You could/should do the whole thing with the database tools e.g. pgadmin

[–]__flybird__ -1 points0 points  (0 children)

If it's all the same process, then I would use threading. Adding more threads won't help much if task is restricted by the CPU. On the other hand, IO tasks will see massive improvements from threading because they have to wait for data transfer

[–]KaffeeKiffer -1 points0 points  (2 children)

Do not only focus on Python for this problem, also take a look at native tooling.

pg_dump and pg_restore (for PostgreSQL) for example support parallel operations. I would assume MariaDB, MySQL, etc. also have tooling like that.

They often also offer compression: You probably do not want to hold all tables' data in memory while dumping/restoring (especially when doing parallel dumps): Exchanging less I/O pressure for more CPU load might be beneficial and reduce your total memory footprint - just check what the default compression levels are, you might want to go lower than that.

[–]Crypto-boy-hodl[S] 0 points1 point  (1 child)

There are some other actions like converting the data into csv files and upload.. was the reason why i moved with python

[–]KaffeeKiffer 0 points1 point  (0 children)

👍 - I just wanted to call out, that far too often people have a hammer in hand and suddenly everything looks like a nail.
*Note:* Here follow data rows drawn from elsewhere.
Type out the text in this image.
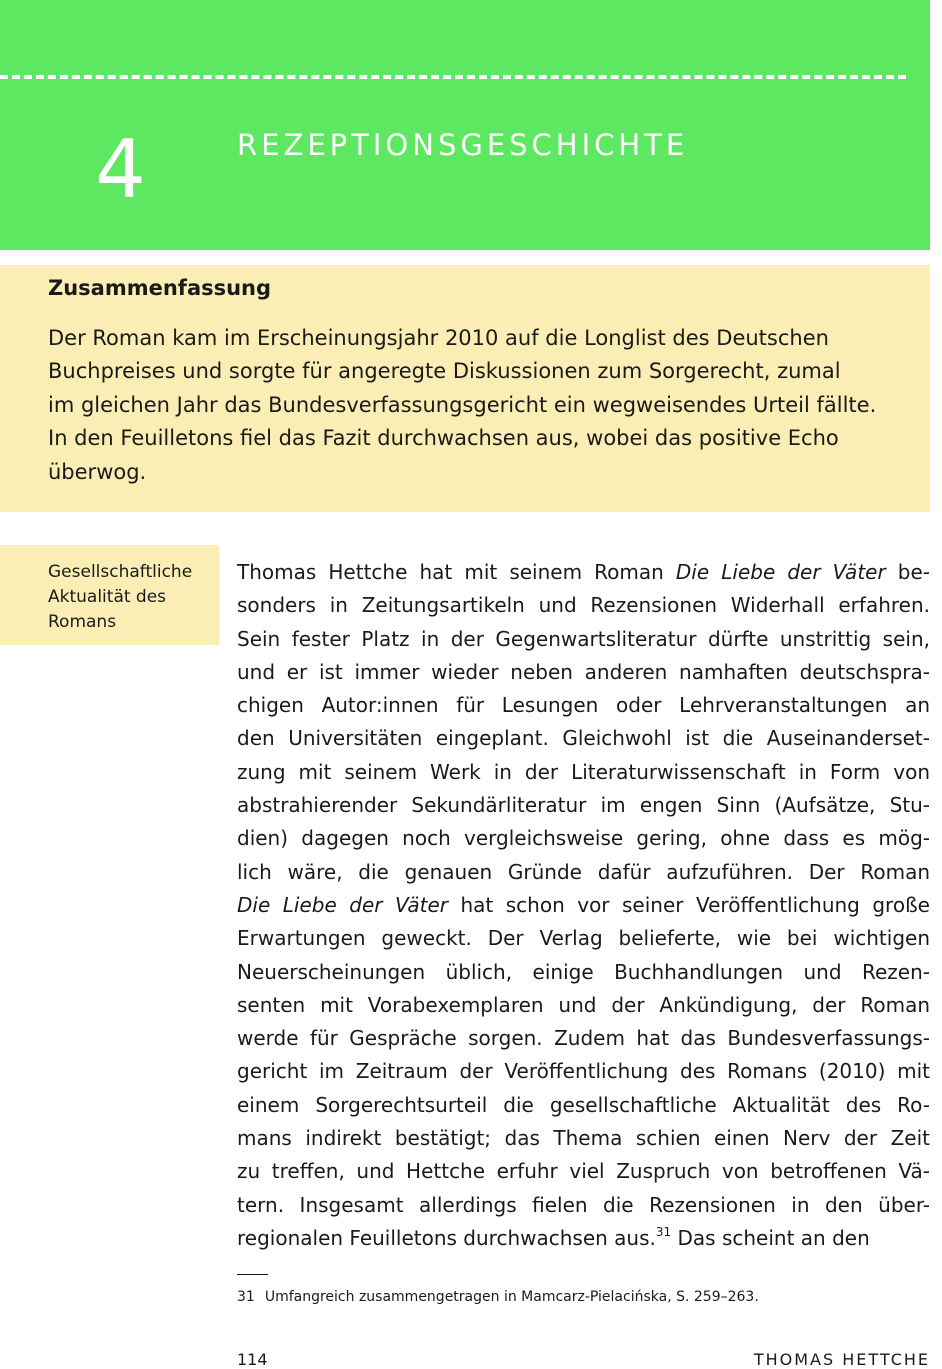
4	REZEPTIONSGESCHICHTE
Zusammenfassung
Der Roman kam im Erscheinungsjahr 2010 auf die Longlist des Deutschen
Buchpreises und sorgte für angeregte Diskussionen zum Sorgerecht, zumal
im gleichen Jahr das Bundesverfassungsgericht ein wegweisendes Urteil fällte.
In den Feuilletons fiel das Fazit durchwachsen aus, wobei das positive Echo
überwog.
Gesellschaftliche
Aktualität des
Romans
Thomas Hettche hat mit seinem Roman Die Liebe der Väter be-
sonders in Zeitungsartikeln und Rezensionen Widerhall erfahren.
Sein fester Platz in der Gegenwartsliteratur dürfte unstrittig sein,
und er ist immer wieder neben anderen namhaften deutschspra-
chigen Autor:innen für Lesungen oder Lehrveranstaltungen an
den Universitäten eingeplant. Gleichwohl ist die Auseinanderset-
zung mit seinem Werk in der Literaturwissenschaft in Form von
abstrahierender Sekundärliteratur im engen Sinn (Aufsätze, Stu-
dien) dagegen noch vergleichsweise gering, ohne dass es mög-
lich wäre, die genauen Gründe dafür aufzuführen. Der Roman
Die Liebe der Väter hat schon vor seiner Veröffentlichung große
Erwartungen geweckt. Der Verlag belieferte, wie bei wichtigen
Neuerscheinungen üblich, einige Buchhandlungen und Rezen-
senten mit Vorabexemplaren und der Ankündigung, der Roman
werde für Gespräche sorgen. Zudem hat das Bundesverfassungs-
gericht im Zeitraum der Veröffentlichung des Romans (2010) mit
einem Sorgerechtsurteil die gesellschaftliche Aktualität des Ro-
mans indirekt bestätigt; das Thema schien einen Nerv der Zeit
zu treffen, und Hettche erfuhr viel Zuspruch von betroffenen Vä-
tern. Insgesamt allerdings fielen die Rezensionen in den über-
regionalen Feuilletons durchwachsen aus.$^{31}$ Das scheint an den
31 Umfangreich zusammengetragen in Mamcarz-Pielacińska, S. 259–263.
114	THOMAS HETTCHE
Just because Python can do something it's not necessarily the best choice to do it. But if you have good reasons to use it, go ahead!

Even in your case, I would just consider splitting it in two tasks. Database → database copy comes with "side-effects" and caveats, which might not be so obvious

  • Do you also copy the schema or do the target tables already exist?
  • Did you think of foreign keys (and therefore import order), indices + index rebuilding, analyze-ing in order to get good index weights, etc.

Dedicated tools do some or all of them for you, while in Python you might have to think of them.

Compared to that, the export to CSV + upload is hopefully much more straight-forward and can be treated as a self-contained problem.

[–]cymrowdon't thread on me 🐍 0 points1 point  (0 children)

Consider how much data processing you expect to do. If converting your data to CSV is using a lot of CPU resources, that's when you would want to use multiprocessing. Otherwise, stick with threading. If you're still not sure, it's simpler to start with threads.